Неоценимое доброжелательство проявил ко мне во время моей первой постановки «Евгения Онегина» Пантелеймон Маркович Норцов. Я знал его как эффектного баритона, лучшего в то время Онегина, Елецкого, Жермона. Артист отличался предельной отточенностью своего искусства. В сдержанности его поведения была высшая аристократичность. Все было продумано, совершенно и не допускало никаких сомнений, никаких разногласий. Это был изящный сосуд, к которому и прикоснуться нельзя, не то что переставить его с места на место.

И вдруг, как гром среди ясного неба — факт, отрезвивший меня на долгую жизнь. Артист приносит мне на репетицию литографии разных костюмов 30-х годов XIX века (именно к этим годам мы с Петром Владимировичем Вильямсом относили наш спектакль «Евгений Онегин»). Оказалось, что свой изысканный облик в третьей картине, где раньше он выходил в элегантных сапожках, Норцов хочет сменить, сделать строже, не хочет быть столь эффектным. Длинные брюки со штрипками, на ботинках шпоры — костюм для верховой езды, и Онегин вполне мог явиться на свидание к Татьяне в таком костюме.

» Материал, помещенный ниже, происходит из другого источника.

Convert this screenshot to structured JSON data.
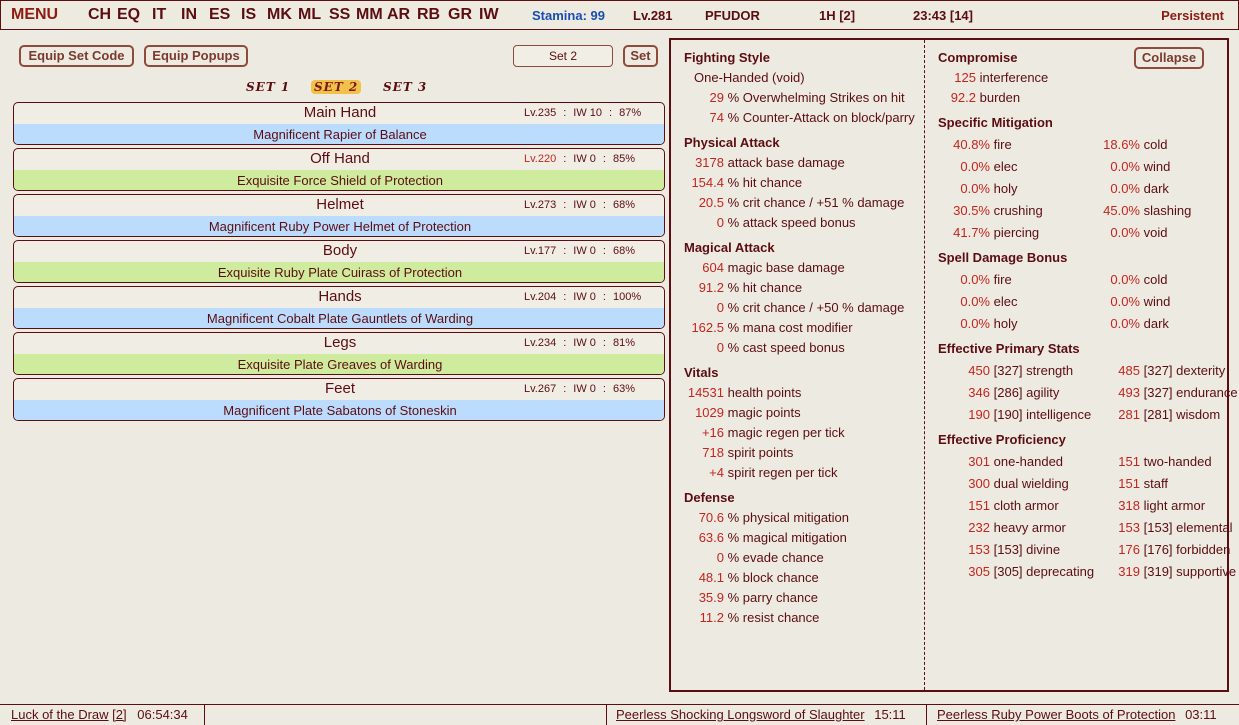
{
  "topbar": {
    "menu": "MENU",
    "nav": [
      "CH",
      "EQ",
      "IT",
      "IN",
      "ES",
      "IS",
      "MK",
      "ML",
      "SS",
      "MM",
      "AR",
      "RB",
      "GR",
      "IW"
    ],
    "stamina": "Stamina: 99",
    "level": "Lv.281",
    "player": "PFUDOR",
    "hand": "1H [2]",
    "time": "23:43 [14]",
    "persistent": "Persistent"
  },
  "controls": {
    "equip_set_code": "Equip Set Code",
    "equip_popups": "Equip Popups",
    "set_input_value": "Set 2",
    "set_button": "Set",
    "sets": [
      "SET 1",
      "SET 2",
      "SET 3"
    ]
  },
  "slots": [
    {
      "slot": "Main Hand",
      "lv": "Lv.235",
      "iw": "IW 10",
      "pct": "87%",
      "item": "Magnificent Rapier of Balance",
      "color": "blue",
      "lv_red": false
    },
    {
      "slot": "Off Hand",
      "lv": "Lv.220",
      "iw": "IW 0",
      "pct": "85%",
      "item": "Exquisite Force Shield of Protection",
      "color": "green",
      "lv_red": true
    },
    {
      "slot": "Helmet",
      "lv": "Lv.273",
      "iw": "IW 0",
      "pct": "68%",
      "item": "Magnificent Ruby Power Helmet of Protection",
      "color": "blue",
      "lv_red": false
    },
    {
      "slot": "Body",
      "lv": "Lv.177",
      "iw": "IW 0",
      "pct": "68%",
      "item": "Exquisite Ruby Plate Cuirass of Protection",
      "color": "green",
      "lv_red": false
    },
    {
      "slot": "Hands",
      "lv": "Lv.204",
      "iw": "IW 0",
      "pct": "100%",
      "item": "Magnificent Cobalt Plate Gauntlets of Warding",
      "color": "blue",
      "lv_red": false
    },
    {
      "slot": "Legs",
      "lv": "Lv.234",
      "iw": "IW 0",
      "pct": "81%",
      "item": "Exquisite Plate Greaves of Warding",
      "color": "green",
      "lv_red": false
    },
    {
      "slot": "Feet",
      "lv": "Lv.267",
      "iw": "IW 0",
      "pct": "63%",
      "item": "Magnificent Plate Sabatons of Stoneskin",
      "color": "blue",
      "lv_red": false
    }
  ],
  "stats_left": {
    "fighting_style": {
      "title": "Fighting Style",
      "style": "One-Handed (void)",
      "rows": [
        {
          "v": "29",
          "l": "% Overwhelming Strikes on hit"
        },
        {
          "v": "74",
          "l": "% Counter-Attack on block/parry"
        }
      ]
    },
    "physical_attack": {
      "title": "Physical Attack",
      "rows": [
        {
          "v": "3178",
          "l": "attack base damage"
        },
        {
          "v": "154.4",
          "l": "% hit chance"
        },
        {
          "v": "20.5",
          "l": "% crit chance / +51 % damage"
        },
        {
          "v": "0",
          "l": "% attack speed bonus"
        }
      ]
    },
    "magical_attack": {
      "title": "Magical Attack",
      "rows": [
        {
          "v": "604",
          "l": "magic base damage"
        },
        {
          "v": "91.2",
          "l": "% hit chance"
        },
        {
          "v": "0",
          "l": "% crit chance / +50 % damage"
        },
        {
          "v": "162.5",
          "l": "% mana cost modifier"
        },
        {
          "v": "0",
          "l": "% cast speed bonus"
        }
      ]
    },
    "vitals": {
      "title": "Vitals",
      "rows": [
        {
          "v": "14531",
          "l": "health points"
        },
        {
          "v": "1029",
          "l": "magic points"
        },
        {
          "v": "+16",
          "l": "magic regen per tick"
        },
        {
          "v": "718",
          "l": "spirit points"
        },
        {
          "v": "+4",
          "l": "spirit regen per tick"
        }
      ]
    },
    "defense": {
      "title": "Defense",
      "rows": [
        {
          "v": "70.6",
          "l": "% physical mitigation"
        },
        {
          "v": "63.6",
          "l": "% magical mitigation"
        },
        {
          "v": "0",
          "l": "% evade chance"
        },
        {
          "v": "48.1",
          "l": "% block chance"
        },
        {
          "v": "35.9",
          "l": "% parry chance"
        },
        {
          "v": "11.2",
          "l": "% resist chance"
        }
      ]
    }
  },
  "stats_right": {
    "compromise": {
      "title": "Compromise",
      "collapse": "Collapse",
      "rows": [
        {
          "v": "125",
          "l": "interference"
        },
        {
          "v": "92.2",
          "l": "burden"
        }
      ]
    },
    "specific_mitigation": {
      "title": "Specific Mitigation",
      "pairs": [
        [
          {
            "v": "40.8%",
            "l": "fire"
          },
          {
            "v": "18.6%",
            "l": "cold"
          }
        ],
        [
          {
            "v": "0.0%",
            "l": "elec"
          },
          {
            "v": "0.0%",
            "l": "wind"
          }
        ],
        [
          {
            "v": "0.0%",
            "l": "holy"
          },
          {
            "v": "0.0%",
            "l": "dark"
          }
        ],
        [
          {
            "v": "30.5%",
            "l": "crushing"
          },
          {
            "v": "45.0%",
            "l": "slashing"
          }
        ],
        [
          {
            "v": "41.7%",
            "l": "piercing"
          },
          {
            "v": "0.0%",
            "l": "void"
          }
        ]
      ]
    },
    "spell_damage_bonus": {
      "title": "Spell Damage Bonus",
      "pairs": [
        [
          {
            "v": "0.0%",
            "l": "fire"
          },
          {
            "v": "0.0%",
            "l": "cold"
          }
        ],
        [
          {
            "v": "0.0%",
            "l": "elec"
          },
          {
            "v": "0.0%",
            "l": "wind"
          }
        ],
        [
          {
            "v": "0.0%",
            "l": "holy"
          },
          {
            "v": "0.0%",
            "l": "dark"
          }
        ]
      ]
    },
    "effective_primary_stats": {
      "title": "Effective Primary Stats",
      "pairs": [
        [
          {
            "v": "450",
            "l": "[327] strength"
          },
          {
            "v": "485",
            "l": "[327] dexterity"
          }
        ],
        [
          {
            "v": "346",
            "l": "[286] agility"
          },
          {
            "v": "493",
            "l": "[327] endurance"
          }
        ],
        [
          {
            "v": "190",
            "l": "[190] intelligence"
          },
          {
            "v": "281",
            "l": "[281] wisdom"
          }
        ]
      ]
    },
    "effective_proficiency": {
      "title": "Effective Proficiency",
      "pairs": [
        [
          {
            "v": "301",
            "l": "one-handed"
          },
          {
            "v": "151",
            "l": "two-handed"
          }
        ],
        [
          {
            "v": "300",
            "l": "dual wielding"
          },
          {
            "v": "151",
            "l": "staff"
          }
        ],
        [
          {
            "v": "151",
            "l": "cloth armor"
          },
          {
            "v": "318",
            "l": "light armor"
          }
        ],
        [
          {
            "v": "232",
            "l": "heavy armor"
          },
          {
            "v": "153",
            "l": "[153] elemental"
          }
        ],
        [
          {
            "v": "153",
            "l": "[153] divine"
          },
          {
            "v": "176",
            "l": "[176] forbidden"
          }
        ],
        [
          {
            "v": "305",
            "l": "[305] deprecating"
          },
          {
            "v": "319",
            "l": "[319] supportive"
          }
        ]
      ]
    }
  },
  "bottombar": {
    "effect_name": "Luck of the Draw",
    "effect_stack": "[2]",
    "effect_time": "06:54:34",
    "item1_name": "Peerless Shocking Longsword of Slaughter",
    "item1_time": "15:11",
    "item2_name": "Peerless Ruby Power Boots of Protection",
    "item2_time": "03:11"
  }
}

Боже мой, артист, запомнившийся тысячам зрителей в элегантном фраке и сапожках, может выбросить это к черту на свалку и думать об изменении костюма! А я делаю новую постановку «Евгения Онегина», находясь в плену своих старых и таких милых (потому что привычных) представлений! Я отрезвел и понял, что нельзя находиться в зависимости от привычного, как бы оно ни было мило. Надо творить самостоятельно и подлинные традиции Большого театра в этом, а не в повторении уже бывшего. От меня артисты ждут нового, не хотят прятаться за известное, проверенное. Они готовы все изменить, если… Вот это-то и есть самое трудное. Посмотреть на вещи как бы в первый раз, непредубежденно. Убедить себя и коллектив в правомерности новых предположений.

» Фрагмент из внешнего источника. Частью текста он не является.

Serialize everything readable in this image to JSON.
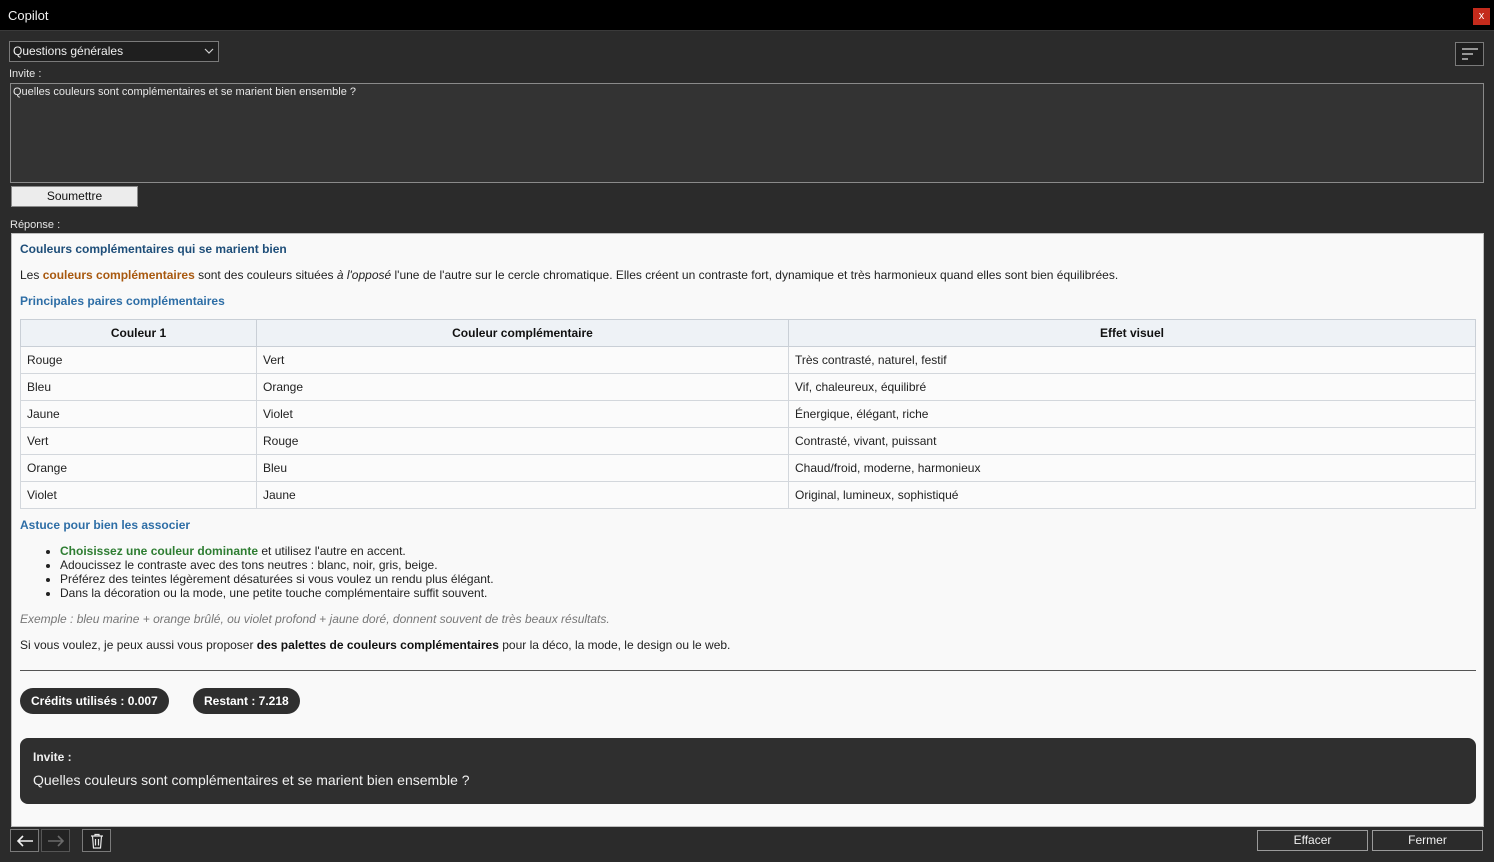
{
  "window": {
    "title": "Copilot",
    "close_glyph": "x"
  },
  "mode_select": {
    "value": "Questions générales"
  },
  "prompt": {
    "label": "Invite :",
    "value": "Quelles couleurs sont complémentaires et se marient bien ensemble ?",
    "submit_label": "Soumettre"
  },
  "response": {
    "label": "Réponse :",
    "heading": "Couleurs complémentaires qui se marient bien",
    "intro": {
      "p1": "Les ",
      "highlight": "couleurs complémentaires",
      "p2": " sont des couleurs situées ",
      "italic": "à l'opposé",
      "p3": " l'une de l'autre sur le cercle chromatique. Elles créent un contraste fort, dynamique et très harmonieux quand elles sont bien équilibrées."
    },
    "pairs_heading": "Principales paires complémentaires",
    "table": {
      "headers": [
        "Couleur 1",
        "Couleur complémentaire",
        "Effet visuel"
      ],
      "rows": [
        [
          "Rouge",
          "Vert",
          "Très contrasté, naturel, festif"
        ],
        [
          "Bleu",
          "Orange",
          "Vif, chaleureux, équilibré"
        ],
        [
          "Jaune",
          "Violet",
          "Énergique, élégant, riche"
        ],
        [
          "Vert",
          "Rouge",
          "Contrasté, vivant, puissant"
        ],
        [
          "Orange",
          "Bleu",
          "Chaud/froid, moderne, harmonieux"
        ],
        [
          "Violet",
          "Jaune",
          "Original, lumineux, sophistiqué"
        ]
      ]
    },
    "tips_heading": "Astuce pour bien les associer",
    "tips": {
      "first_highlight": "Choisissez une couleur dominante",
      "first_rest": " et utilisez l'autre en accent.",
      "second": "Adoucissez le contraste avec des tons neutres : blanc, noir, gris, beige.",
      "third": "Préférez des teintes légèrement désaturées si vous voulez un rendu plus élégant.",
      "fourth": "Dans la décoration ou la mode, une petite touche complémentaire suffit souvent."
    },
    "example": "Exemple : bleu marine + orange brûlé, ou violet profond + jaune doré, donnent souvent de très beaux résultats.",
    "outro": {
      "p1": "Si vous voulez, je peux aussi vous proposer ",
      "bold": "des palettes de couleurs complémentaires",
      "p2": " pour la déco, la mode, le design ou le web."
    },
    "credits_used": "Crédits utilisés : 0.007",
    "credits_left": "Restant : 7.218",
    "echo": {
      "label": "Invite :",
      "text": "Quelles couleurs sont complémentaires et se marient bien ensemble ?"
    }
  },
  "footer": {
    "clear_label": "Effacer",
    "close_label": "Fermer"
  },
  "icons": {
    "back": "arrow-left-icon",
    "forward": "arrow-right-icon",
    "delete": "trash-icon",
    "menu": "sort-lines-icon"
  }
}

Читатель наверно замечает, что я вспоминаю артистов только в связи со своей режиссерской работой. Вспоминаю как уроки своей жизни, этапы творческой деятельности. Давать объективную им оценку — не моя задача. Эта книга — о моей жизни, которую в искусстве создавали многие. О них я и пишу с чувством благодарности и душевного трепета. Могу ли я быть к ним, к этим артистам, не субъективным? Ведь в каждого, с кем я работал, я был влюблен. Это обязательно, В этом прелесть работы режиссера, в этом и залог ее успеха.

Максим Дормидонтович Михайлов. Здесь трудно отделить человека от артиста. Когда я начинал свою педагогическую работу, мне для получения ученого звания понадобилась характеристика, которую должен был написать кто-то из очень авторитетных артистов, кто-то из знаменитых, непременно народных артистов СССР. Обращаюсь к Максиму Дормидонтовичу. Он смущен. «Я не смогу написать так хорошо, как думаю. Вы напишите сами. Напишите самое хорошее, а я подпишу». «Как, сам о себе?» «Конечно, конечно, самоехорошее». Признаться, нет ничего более унизительного, чем писать о себе «самое хорошее», «Нет, пишите обязательно самое хорошее», — повторил мне Максим Дормидонтович.

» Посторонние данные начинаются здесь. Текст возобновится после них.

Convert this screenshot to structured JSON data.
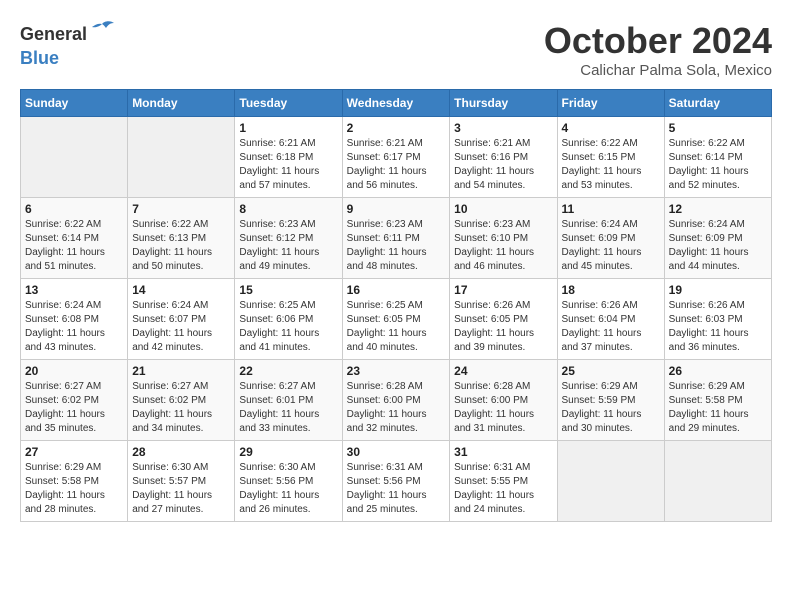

Я обнаглел и, чертыхаясь, написал о себе все самое хорошее. Не о том, какой я, а о том, каким я хотел бы всем казаться. Самовосхвалению не было предела. С глупо смущенной улыбкой показал я написанное Максиму Дормидонтовичу. Он прочел и остался недоволен: «Нет, этого мало… Вы не можете». Взял бумагу, положил в карман. «Принесу завтра». На завтра мне была вручена характеристика, подписанная знаменитым артистом. Имея такую бумажку в руках, можно было бы «не трудясь и не заботясь» прожить беспечно всю жизнь. Покажи бумажку и все! Но я знал честность Михайлова, и меня взяла оторопь. Как же мне теперь надо работать? А Максим Дормидонтович все время сетовал, что так и не удалось вместить в бумагу «все хорошее».

Любопытно, что, вспоминая этот случай, я не могу отрешиться от мысли, что характеристику мне давал… Иван Сусанин. Сусанин с его добротой и благожелательностью, с его требовательностью и непримиримой внутренней убежденностью. Человек — артист — роль.

Глядя на Максима Дормидонтовича, я всегда завидовал его свойству — быть самим собой, никому не подражать, никем не казаться. Я сравнительно недавно освободился от непрерывного желания кем-то себя воображать, подделываться под кого-то, казаться кем-то. Сегодня одним, завтра — другим. Максим Дормидонтович был таким, каким он был, каким его сделала природа, жизнь. Простым, тяжеловесным, даже грузным. И вместе с тем мягким, любящим всех и никому зла не желающим. Его любили самые влиятельные люди того времени, и он ни разу этим не воспользовался. Просто ему в голову не могло прийти такое.

О перевоплощении на сцене не могло быть и речи. Михайлов никогда, ни на минуту не изменял себе. Может Максим Дормидонтович задуматься над книгой или письмом? Вот вам и Пимен. Может принять нужного и приятного человека? Вот вам и Кончак. А может похвастаться благополучием в личной жизни? Вот и Гремин.

В Собакине в «Царской невесте» Максим Дормидонтович был в своей стихии, и рубаха купца XVI века была для него удобна и привычна. В ней он чувствовал себя гораздо лучше, чем в костюме с «бабочкой», а тем более во фраке. В Варяжском госте он был уютен так, что хотелось немедленно пойти к нему чай пить. Ну а когда дело дошло до Сусанина, то тут не оказалось ни одной черточки в характере, которая отсутствовала бы у Михайлова. Естественность его в этой роли была предельная, убедительность ни для кого другого недостижимая. Он родился Сусаниным, для Сусанина!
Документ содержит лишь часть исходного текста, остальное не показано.